Harnest’s own threads division gives the expansion practical muscle. The company says it handles raw material through twisting, texturing, dyeing, coating and finishing in-house, with 1,000-ton capacity. Ambercycle’s Cycora, meanwhile, is positioned as a textile-to-textile regenerated polyester made from existing above-ground goods, and CETI found that it meets virgin-material spinnability standards while outperforming other recycled materials in testing. Indorama Ventures said in 2025 that it expanded its deja™ portfolio to include PET fibers and filament yarns made solely from discard textile waste.

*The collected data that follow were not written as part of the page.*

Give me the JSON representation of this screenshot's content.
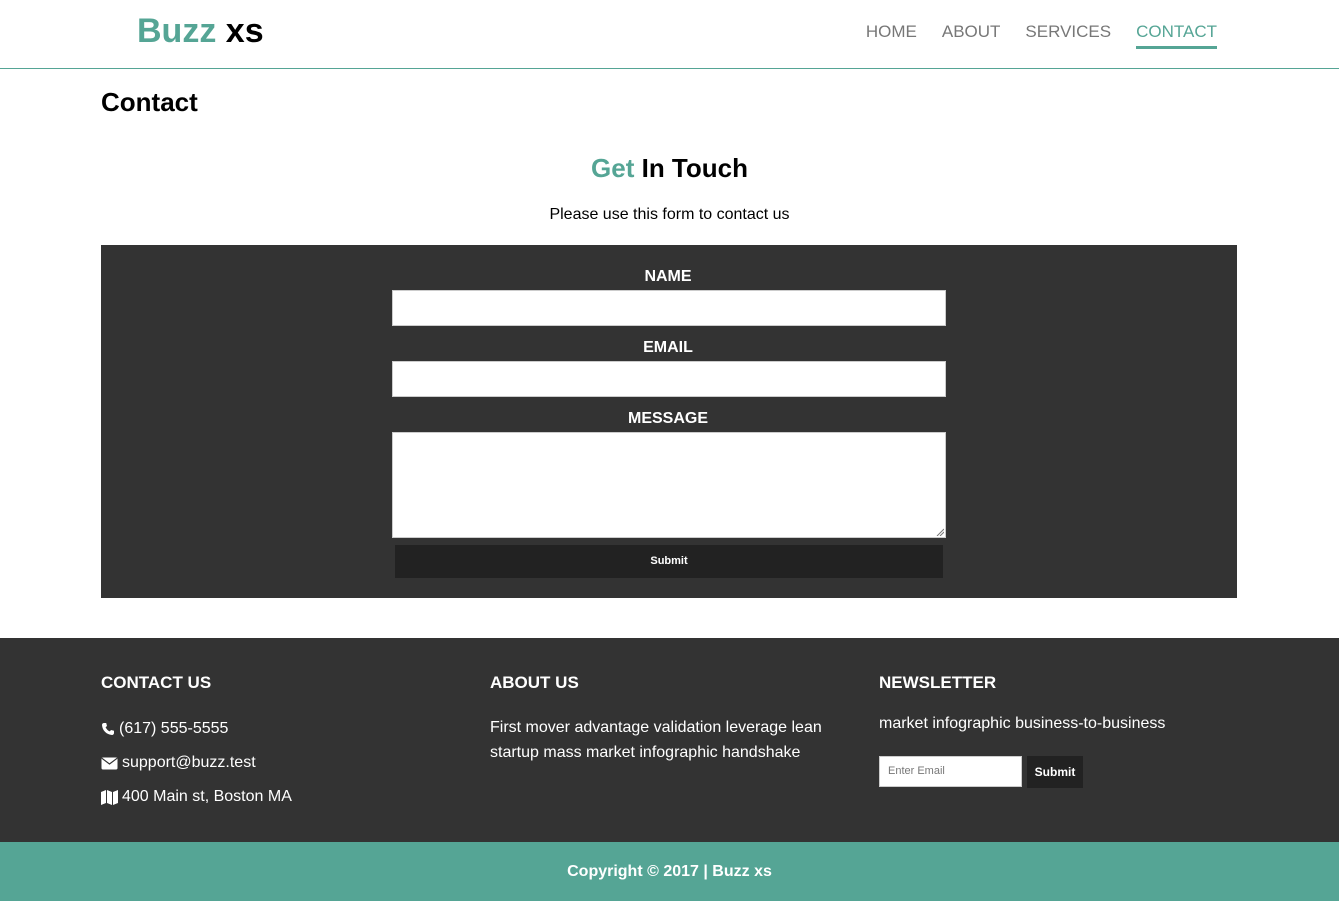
{
  "brand": {
    "logo_part1": "Buzz",
    "logo_part2": "xs",
    "accent_color": "#55a595",
    "dark_color": "#333333"
  },
  "nav": {
    "items": [
      {
        "label": "HOME",
        "active": false
      },
      {
        "label": "ABOUT",
        "active": false
      },
      {
        "label": "SERVICES",
        "active": false
      },
      {
        "label": "CONTACT",
        "active": true
      }
    ]
  },
  "page": {
    "title": "Contact",
    "heading_accent": "Get",
    "heading_rest": "In Touch",
    "subtitle": "Please use this form to contact us"
  },
  "form": {
    "name_label": "NAME",
    "name_value": "",
    "email_label": "EMAIL",
    "email_value": "",
    "message_label": "MESSAGE",
    "message_value": "",
    "submit_label": "Submit"
  },
  "footer": {
    "contact": {
      "heading": "CONTACT US",
      "phone": "(617) 555-5555",
      "email": "support@buzz.test",
      "address": "400 Main st, Boston MA",
      "phone_icon": "phone-icon",
      "email_icon": "envelope-icon",
      "address_icon": "map-icon"
    },
    "about": {
      "heading": "ABOUT US",
      "text": "First mover advantage validation leverage lean startup mass market infographic handshake"
    },
    "newsletter": {
      "heading": "NEWSLETTER",
      "text": "market infographic business-to-business",
      "input_placeholder": "Enter Email",
      "submit_label": "Submit"
    },
    "copyright": "Copyright © 2017 | Buzz xs"
  }
}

Taken together, the three names point to a market moving past recycled content as a marketing badge and toward the actual infrastructure of production.

That shift already has backing from the biggest buyers. Inditex has earmarked tens of millions of euros toward Ambercycle’s textile waste-derived polyester, while H&M Group has also been securing circular polyester capacity. Ambercycle has kept the momentum going with a three-year offtake agreement with MAS Holdings in June 2024, a partnership with GANNI in January 2025 to access Cycora from its first commercial facility, a Play Earth Fund investment from Goldwin in 2025 and a three-year agreement with REI Co-op in October 2025. Harnest’s move fits that same logic: circularity now lives or dies in the trims basket, where apparel development either becomes easier to scale or stalls at the seam.